Mudança de nome cresce na região e União da Vitória lidera registros

Três anos após a sanção da Lei Federal nº 14.382/22, que simplificou a alteração de nomes em cartório, União da Vitória aparece como o município com maior número de mudanças registradas no Vale do Iguaçu. A legislação, em vigor desde 2022, permite que qualquer cidadão maior de 18 anos altere o próprio nome diretamente no cartório, sem necessidade de ação judicial, desde que cumpra os critérios legais previstos.

Mudança de nome cresce na região e União da Vitória lidera registros

Foto: Marcelo Casal Jr. / Agência Brasil

Dados da Associação dos Registradores de Pessoas Naturais do Paraná (Arpen/PR) mostram que, entre 2022 e 2025, União da Vitória somou 10 alterações de nome, número que supera os demais municípios da região. Os registros evoluíram gradativamente: 1 mudança em 2022, 2 em 2023, 3 em 2024 e 4 em 2025.

Na comparação regional, Bituruna aparece em segundo lugar, com 6 mudanças no período (2 em 2022, 1 em 2023 e 3 em 2024). Em seguida, estão General Carneiro, com 5 registros, e Cruz Machado, com 3 alterações – todas realizadas apenas em 2024. Já São Mateus do Sul contabiliza 3 casos, distribuídos entre 2024 e 2025, enquanto Porto Vitória teve apenas 1 registro. Os municípios de Antônio Olinto, Paula Freitas e Paulo Frontin não registraram alterações até o momento.


Como funciona

Para efetuar a mudança, basta que a pessoa maior de 18 anos compareça ao cartório com os documentos exigidos. A alteração é comunicada automaticamente aos principais órgãos emissores, como CPF, RG, passaporte e Justiça Eleitoral. Caso o cidadão se arrependa e queira retornar ao nome anterior, o processo só pode ser feito por meio de ação judicial.

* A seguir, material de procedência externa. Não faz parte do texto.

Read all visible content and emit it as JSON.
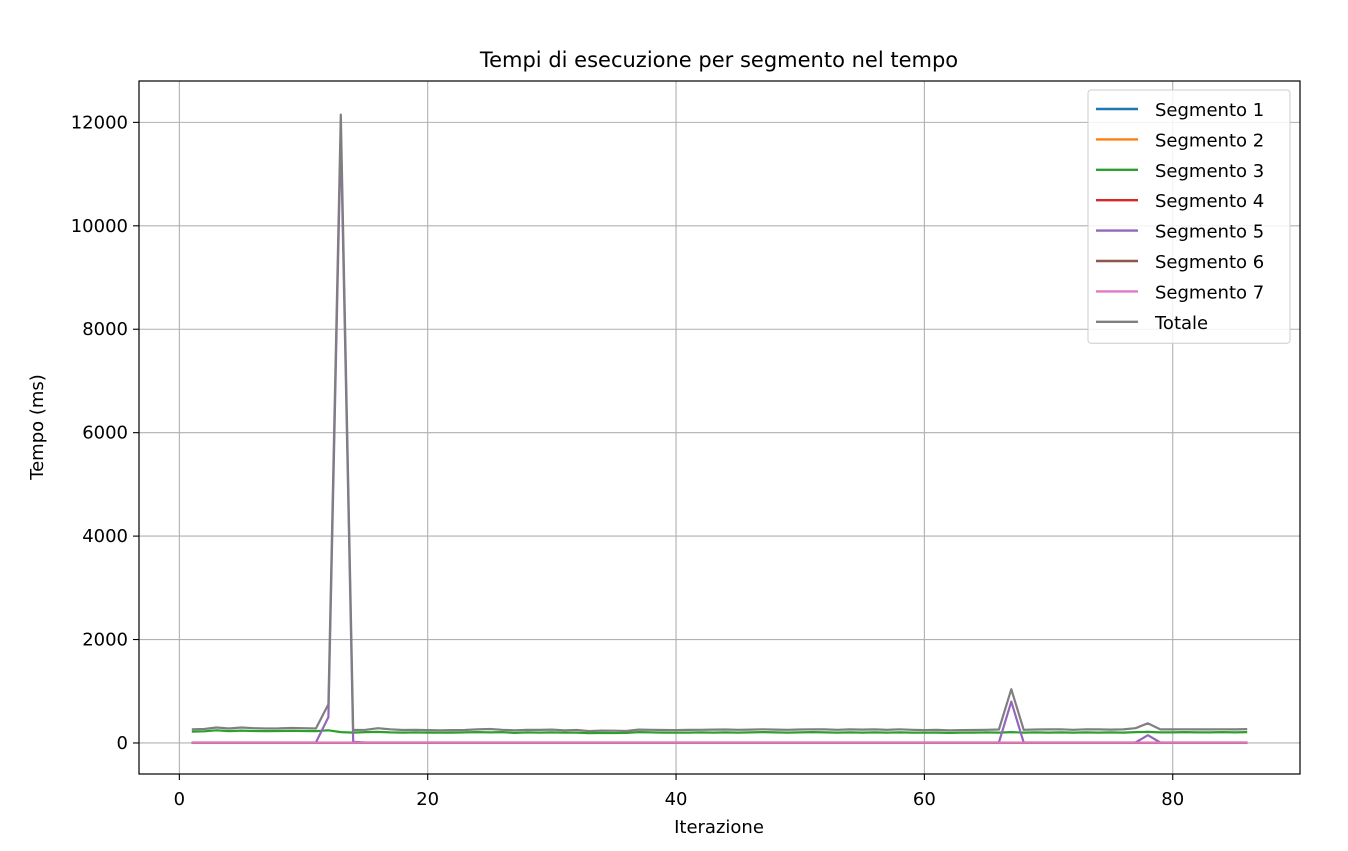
{
  "chart_data": {
    "type": "line",
    "title": "Tempi di esecuzione per segmento nel tempo",
    "xlabel": "Iterazione",
    "ylabel": "Tempo (ms)",
    "xlim": [
      -3.25,
      90.25
    ],
    "ylim": [
      -600,
      12800
    ],
    "xticks": [
      0,
      20,
      40,
      60,
      80
    ],
    "yticks": [
      0,
      2000,
      4000,
      6000,
      8000,
      10000,
      12000
    ],
    "grid": true,
    "legend_position": "top-right",
    "series": [
      {
        "name": "Segmento 1",
        "color": "#1f77b4",
        "points": [
          [
            1,
            2
          ],
          [
            86,
            2
          ]
        ]
      },
      {
        "name": "Segmento 2",
        "color": "#ff7f0e",
        "points": [
          [
            1,
            3
          ],
          [
            86,
            3
          ]
        ]
      },
      {
        "name": "Segmento 3",
        "color": "#2ca02c",
        "points": [
          [
            1,
            220
          ],
          [
            2,
            225
          ],
          [
            3,
            245
          ],
          [
            4,
            230
          ],
          [
            5,
            240
          ],
          [
            6,
            232
          ],
          [
            7,
            230
          ],
          [
            8,
            232
          ],
          [
            9,
            235
          ],
          [
            10,
            232
          ],
          [
            11,
            230
          ],
          [
            12,
            245
          ],
          [
            13,
            210
          ],
          [
            14,
            200
          ],
          [
            15,
            210
          ],
          [
            16,
            215
          ],
          [
            17,
            205
          ],
          [
            18,
            200
          ],
          [
            19,
            205
          ],
          [
            20,
            200
          ],
          [
            21,
            198
          ],
          [
            22,
            200
          ],
          [
            23,
            205
          ],
          [
            24,
            210
          ],
          [
            25,
            205
          ],
          [
            26,
            210
          ],
          [
            27,
            195
          ],
          [
            28,
            205
          ],
          [
            29,
            200
          ],
          [
            30,
            205
          ],
          [
            31,
            200
          ],
          [
            32,
            198
          ],
          [
            33,
            190
          ],
          [
            34,
            195
          ],
          [
            35,
            192
          ],
          [
            36,
            195
          ],
          [
            37,
            210
          ],
          [
            38,
            205
          ],
          [
            39,
            200
          ],
          [
            40,
            198
          ],
          [
            41,
            200
          ],
          [
            42,
            205
          ],
          [
            43,
            200
          ],
          [
            44,
            205
          ],
          [
            45,
            200
          ],
          [
            46,
            205
          ],
          [
            47,
            210
          ],
          [
            48,
            205
          ],
          [
            49,
            200
          ],
          [
            50,
            205
          ],
          [
            51,
            210
          ],
          [
            52,
            205
          ],
          [
            53,
            200
          ],
          [
            54,
            205
          ],
          [
            55,
            200
          ],
          [
            56,
            205
          ],
          [
            57,
            200
          ],
          [
            58,
            205
          ],
          [
            59,
            200
          ],
          [
            60,
            198
          ],
          [
            61,
            200
          ],
          [
            62,
            195
          ],
          [
            63,
            198
          ],
          [
            64,
            200
          ],
          [
            65,
            205
          ],
          [
            66,
            200
          ],
          [
            67,
            210
          ],
          [
            68,
            200
          ],
          [
            69,
            205
          ],
          [
            70,
            200
          ],
          [
            71,
            205
          ],
          [
            72,
            200
          ],
          [
            73,
            205
          ],
          [
            74,
            200
          ],
          [
            75,
            205
          ],
          [
            76,
            200
          ],
          [
            77,
            210
          ],
          [
            78,
            215
          ],
          [
            79,
            205
          ],
          [
            80,
            205
          ],
          [
            81,
            210
          ],
          [
            82,
            205
          ],
          [
            83,
            205
          ],
          [
            84,
            210
          ],
          [
            85,
            205
          ],
          [
            86,
            210
          ]
        ]
      },
      {
        "name": "Segmento 4",
        "color": "#d62728",
        "points": [
          [
            1,
            5
          ],
          [
            86,
            5
          ]
        ]
      },
      {
        "name": "Segmento 5",
        "color": "#9467bd",
        "points": [
          [
            1,
            10
          ],
          [
            11,
            10
          ],
          [
            12,
            500
          ],
          [
            13,
            11800
          ],
          [
            14,
            20
          ],
          [
            15,
            10
          ],
          [
            66,
            10
          ],
          [
            67,
            800
          ],
          [
            68,
            10
          ],
          [
            77,
            10
          ],
          [
            78,
            150
          ],
          [
            79,
            10
          ],
          [
            86,
            10
          ]
        ]
      },
      {
        "name": "Segmento 6",
        "color": "#8c564b",
        "points": [
          [
            1,
            3
          ],
          [
            86,
            3
          ]
        ]
      },
      {
        "name": "Segmento 7",
        "color": "#e377c2",
        "points": [
          [
            1,
            5
          ],
          [
            86,
            5
          ]
        ]
      },
      {
        "name": "Totale",
        "color": "#7f7f7f",
        "points": [
          [
            1,
            265
          ],
          [
            2,
            270
          ],
          [
            3,
            300
          ],
          [
            4,
            280
          ],
          [
            5,
            300
          ],
          [
            6,
            285
          ],
          [
            7,
            280
          ],
          [
            8,
            282
          ],
          [
            9,
            290
          ],
          [
            10,
            285
          ],
          [
            11,
            280
          ],
          [
            12,
            750
          ],
          [
            13,
            12150
          ],
          [
            14,
            250
          ],
          [
            15,
            255
          ],
          [
            16,
            285
          ],
          [
            17,
            265
          ],
          [
            18,
            250
          ],
          [
            19,
            255
          ],
          [
            20,
            248
          ],
          [
            21,
            245
          ],
          [
            22,
            248
          ],
          [
            23,
            250
          ],
          [
            24,
            262
          ],
          [
            25,
            270
          ],
          [
            26,
            255
          ],
          [
            27,
            245
          ],
          [
            28,
            255
          ],
          [
            29,
            252
          ],
          [
            30,
            258
          ],
          [
            31,
            245
          ],
          [
            32,
            250
          ],
          [
            33,
            230
          ],
          [
            34,
            240
          ],
          [
            35,
            238
          ],
          [
            36,
            232
          ],
          [
            37,
            258
          ],
          [
            38,
            255
          ],
          [
            39,
            250
          ],
          [
            40,
            248
          ],
          [
            41,
            252
          ],
          [
            42,
            255
          ],
          [
            43,
            258
          ],
          [
            44,
            260
          ],
          [
            45,
            255
          ],
          [
            46,
            258
          ],
          [
            47,
            265
          ],
          [
            48,
            258
          ],
          [
            49,
            255
          ],
          [
            50,
            260
          ],
          [
            51,
            265
          ],
          [
            52,
            262
          ],
          [
            53,
            255
          ],
          [
            54,
            262
          ],
          [
            55,
            258
          ],
          [
            56,
            262
          ],
          [
            57,
            255
          ],
          [
            58,
            265
          ],
          [
            59,
            255
          ],
          [
            60,
            248
          ],
          [
            61,
            252
          ],
          [
            62,
            245
          ],
          [
            63,
            248
          ],
          [
            64,
            250
          ],
          [
            65,
            255
          ],
          [
            66,
            260
          ],
          [
            67,
            1040
          ],
          [
            68,
            255
          ],
          [
            69,
            260
          ],
          [
            70,
            262
          ],
          [
            71,
            265
          ],
          [
            72,
            255
          ],
          [
            73,
            265
          ],
          [
            74,
            262
          ],
          [
            75,
            258
          ],
          [
            76,
            262
          ],
          [
            77,
            285
          ],
          [
            78,
            380
          ],
          [
            79,
            262
          ],
          [
            80,
            262
          ],
          [
            81,
            265
          ],
          [
            82,
            262
          ],
          [
            83,
            262
          ],
          [
            84,
            265
          ],
          [
            85,
            262
          ],
          [
            86,
            268
          ]
        ]
      }
    ]
  }
}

A lei também trouxe novidades em relação aos sobrenomes. Agora é possível incluir sobrenomes familiares a qualquer tempo, desde que comprovado o vínculo, além de realizar alterações motivadas por casamento ou divórcio. Quando os pais modificam seus nomes, os filhos também podem solicitar a inclusão do novo sobrenome. Outra inovação é a possibilidade de alterar o nome do recém-nascido em até 15 dias após o registro, quando não houver consenso entre os pais no momento da escolha.


Exemplos de mudanças

A assessoria da Arpen/PR explica que os dados divulgados correspondem apenas ao prenome, ou seja, ao primeiro nome do cidadão. Não há detalhamento sobre a natureza das alterações em cada caso, mas os exemplos mais comuns incluem:

– Correções de grafia: pessoas que mudam “Jhenniifer” para “Jennifer”;
– Troca de nome: quem não deseja mais ser chamada de “Jennifer” e opta por “Carla”;
– Inclusão de nomes compostos: alguém registrado apenas como “João” pode incluir “Pedro”, tornando-se “João Pedro”;
– Simplificação: ao contrário, pessoas registradas como “João Pedro” podem retirar o segundo nome e permanecer apenas como “João”.

“Pode ser apenas a correção de uma letra, a mudança na forma de escrever, a retirada ou inclusão de um segundo nome, ou mesmo a troca completa por outro. São muitas classificações possíveis e os cartórios não armazenam essas informações detalhadas”, explica a assessoria.

Outro ponto destacado é que também existem registros de alterações em sobrenomes, mas esses dados seguem critérios diferentes e envolvem situações específicas, como vínculos familiares, casamento ou divórcio.

Com os números em alta, especialmente em União da Vitória, a Lei nº 14.382/22 confirma a tendência de maior autonomia dos cidadãos em relação à sua identidade civil. A possibilidade de alterar o nome sem processo judicial vem sendo utilizada de forma crescente, principalmente em municípios de médio porte, onde a procura por mudanças tem se intensificado nos últimos anos.